Forestry crews are monitoring four slash burning sites north of Port Alberni whose smoke has caused concern in the Alberni Valley.
The sites—labeled Gretchen Creek 1, 2 and 3 as well as Mount Irwin/ Horne Lake on the BC Wildfire website—are controlled slash burns in areas of high elevation, says fire information officer Donna MacPherson of the Coastal Fire Centre. They started a week to 10 days ago.
“It’s a resource burn, done under a burn plan,” she explained. These types of fires, called Category 4, are designed to burn slash piles as well as any detritus between piles left on the ground as a result of logging activities.
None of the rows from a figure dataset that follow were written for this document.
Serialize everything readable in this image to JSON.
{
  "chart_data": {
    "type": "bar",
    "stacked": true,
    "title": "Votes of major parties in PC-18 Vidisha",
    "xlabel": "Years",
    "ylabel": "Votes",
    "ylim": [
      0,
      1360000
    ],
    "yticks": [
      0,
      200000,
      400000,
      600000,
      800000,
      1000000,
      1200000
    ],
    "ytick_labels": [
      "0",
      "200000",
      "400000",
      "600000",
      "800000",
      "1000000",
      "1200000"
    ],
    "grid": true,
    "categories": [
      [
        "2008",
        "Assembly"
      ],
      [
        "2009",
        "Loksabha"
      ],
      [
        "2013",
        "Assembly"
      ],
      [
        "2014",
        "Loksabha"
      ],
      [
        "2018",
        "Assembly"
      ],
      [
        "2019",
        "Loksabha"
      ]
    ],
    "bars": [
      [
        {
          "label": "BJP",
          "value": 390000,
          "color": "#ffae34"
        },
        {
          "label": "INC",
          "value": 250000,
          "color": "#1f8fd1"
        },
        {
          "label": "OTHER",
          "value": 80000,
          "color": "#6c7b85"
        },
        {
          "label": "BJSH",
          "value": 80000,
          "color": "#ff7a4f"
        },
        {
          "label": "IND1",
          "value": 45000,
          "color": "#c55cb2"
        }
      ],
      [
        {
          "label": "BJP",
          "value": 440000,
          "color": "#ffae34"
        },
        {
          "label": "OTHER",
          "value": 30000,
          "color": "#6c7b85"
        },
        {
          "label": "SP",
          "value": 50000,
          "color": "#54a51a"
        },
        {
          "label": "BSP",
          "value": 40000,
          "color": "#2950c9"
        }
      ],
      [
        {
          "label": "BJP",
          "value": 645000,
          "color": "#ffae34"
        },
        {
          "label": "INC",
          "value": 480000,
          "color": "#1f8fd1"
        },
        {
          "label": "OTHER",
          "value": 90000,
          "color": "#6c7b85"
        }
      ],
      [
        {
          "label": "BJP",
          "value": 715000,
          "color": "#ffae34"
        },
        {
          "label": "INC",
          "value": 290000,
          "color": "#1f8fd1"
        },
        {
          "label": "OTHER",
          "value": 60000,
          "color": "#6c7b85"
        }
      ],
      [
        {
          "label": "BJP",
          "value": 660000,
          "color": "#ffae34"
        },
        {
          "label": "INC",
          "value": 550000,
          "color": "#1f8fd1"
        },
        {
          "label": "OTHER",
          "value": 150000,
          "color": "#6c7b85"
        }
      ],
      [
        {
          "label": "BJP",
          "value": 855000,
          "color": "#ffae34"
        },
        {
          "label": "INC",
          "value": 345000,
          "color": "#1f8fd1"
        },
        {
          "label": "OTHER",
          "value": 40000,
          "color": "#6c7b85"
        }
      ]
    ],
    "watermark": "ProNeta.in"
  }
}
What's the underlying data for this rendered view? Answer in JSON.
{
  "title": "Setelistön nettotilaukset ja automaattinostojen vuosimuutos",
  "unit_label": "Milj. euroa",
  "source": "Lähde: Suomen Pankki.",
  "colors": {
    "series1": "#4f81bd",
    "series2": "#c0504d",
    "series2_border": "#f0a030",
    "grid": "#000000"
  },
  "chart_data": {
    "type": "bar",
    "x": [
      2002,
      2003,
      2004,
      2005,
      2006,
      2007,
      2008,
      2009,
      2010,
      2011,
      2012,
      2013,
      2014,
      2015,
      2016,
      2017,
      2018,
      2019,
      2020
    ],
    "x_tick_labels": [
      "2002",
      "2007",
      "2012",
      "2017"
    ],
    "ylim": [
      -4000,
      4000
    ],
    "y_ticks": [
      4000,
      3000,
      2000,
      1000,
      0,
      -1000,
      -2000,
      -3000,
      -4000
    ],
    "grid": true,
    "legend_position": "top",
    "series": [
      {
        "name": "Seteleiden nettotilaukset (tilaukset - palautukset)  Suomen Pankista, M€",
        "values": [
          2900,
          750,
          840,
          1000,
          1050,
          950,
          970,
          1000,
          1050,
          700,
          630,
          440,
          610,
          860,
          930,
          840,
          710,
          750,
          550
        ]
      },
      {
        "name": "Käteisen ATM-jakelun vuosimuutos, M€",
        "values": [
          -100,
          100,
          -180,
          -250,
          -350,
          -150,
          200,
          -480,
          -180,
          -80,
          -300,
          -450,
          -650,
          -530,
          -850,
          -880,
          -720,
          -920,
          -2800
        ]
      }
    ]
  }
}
“From our standpoint, we want this stuff gone,” she explained, so it doesn’t provide fuel for fires during the summer fire season.
Because of a temperature inversion and uncharacteristically low relative humidity for the area—Effingham Inlet weather station on the west coast was reporting 20–30 per cent relative humidity, which is unheard of in a rainforest at this time of year, MacPherson said—conditions became dry, and the smoke stayed around the area instead of moving off. The dry conditions caused these burns to spread beyond the area listed in their burn plans.
The Mount Irwin fire was supposed to be within two hectares, and the three Gretchen Creek fires were to be between 1.5–2 ha. each. “Those four have nominal growth beyond the burn plan,” MacPherson said.
“The burn left the square in the burn plan. It’s a low intensity ground fire” that is creeping along underneath the trees, “probably about knee high.”
On Tuesday, a helicopter was in the air to monitor the sites while six ground-based firefighters and a water tender were at two of the sites. One of the Gretchen Creek sites is in a steep area and is only being monitored at this time, she said.
The helicopter was not dumping water on any of the fires.
All four of the sites north of Port Alberni are owned and managed by the same logging company, but MacPherson was not able to name the company, citing privacy regulations. She did say that the cost to manage the burn areas is being paid for by the logging company.
“We sent officers out to make sure they are complying,” she said.
There is also a planned slash burn near the Comox Valley that is visible closer to Cumberland, MacPherson said.
There is a bigger fire in southern Vancouver Island, near Sooke, that has also slipped out of its prescribed burn area and grown to 40 hectares. MacPherson said the burn plan for that particular fire was 30 hectares, and it is visible from Sooke.
“It was the same concerns that people had. It’s still not threatening anything because it’s such a low-intensity fire,” she said.
Because of changes to terminology in the way wildfires are labeled in B.C., these fires are showing on the BC Wildfire website that they are “out of control”. To a member of the public, that means something very different than to a wildfire management team member, MacPherson explained.
“It’s either ‘out of control’, ‘being held’ or ‘modified response,'” she said. “It’s a technical term.”
British Columbia has made the terminology changes to conform with a new Canada-wide standard, which will make it easier when fire crews from other provinces are sent to fight inter-provincial fires.
“It’s hard for our public to wrap their heads around it. Ontario has been using (the term) for about five years and they’re fine with it.”
The good news is the temperature inversion is over, and Arctic outflow winds are picking up, so the smoke should clear. Wet weather expected at the end of this week will also assist with the burning.
The Sooke area fire will continue to burn until the cold, wet weather extinguishes it naturally, but it will stay active on the BC Wildfire website until forestry crews monitoring it are satisfied that it’s completely out, she added.
The same will hold true for the Gretchen Creek and Mount Irwin fires—they will be listed as active until they’re out, but they’re no threat. “It’s not a forest fire like people think of a forest fire,” she added.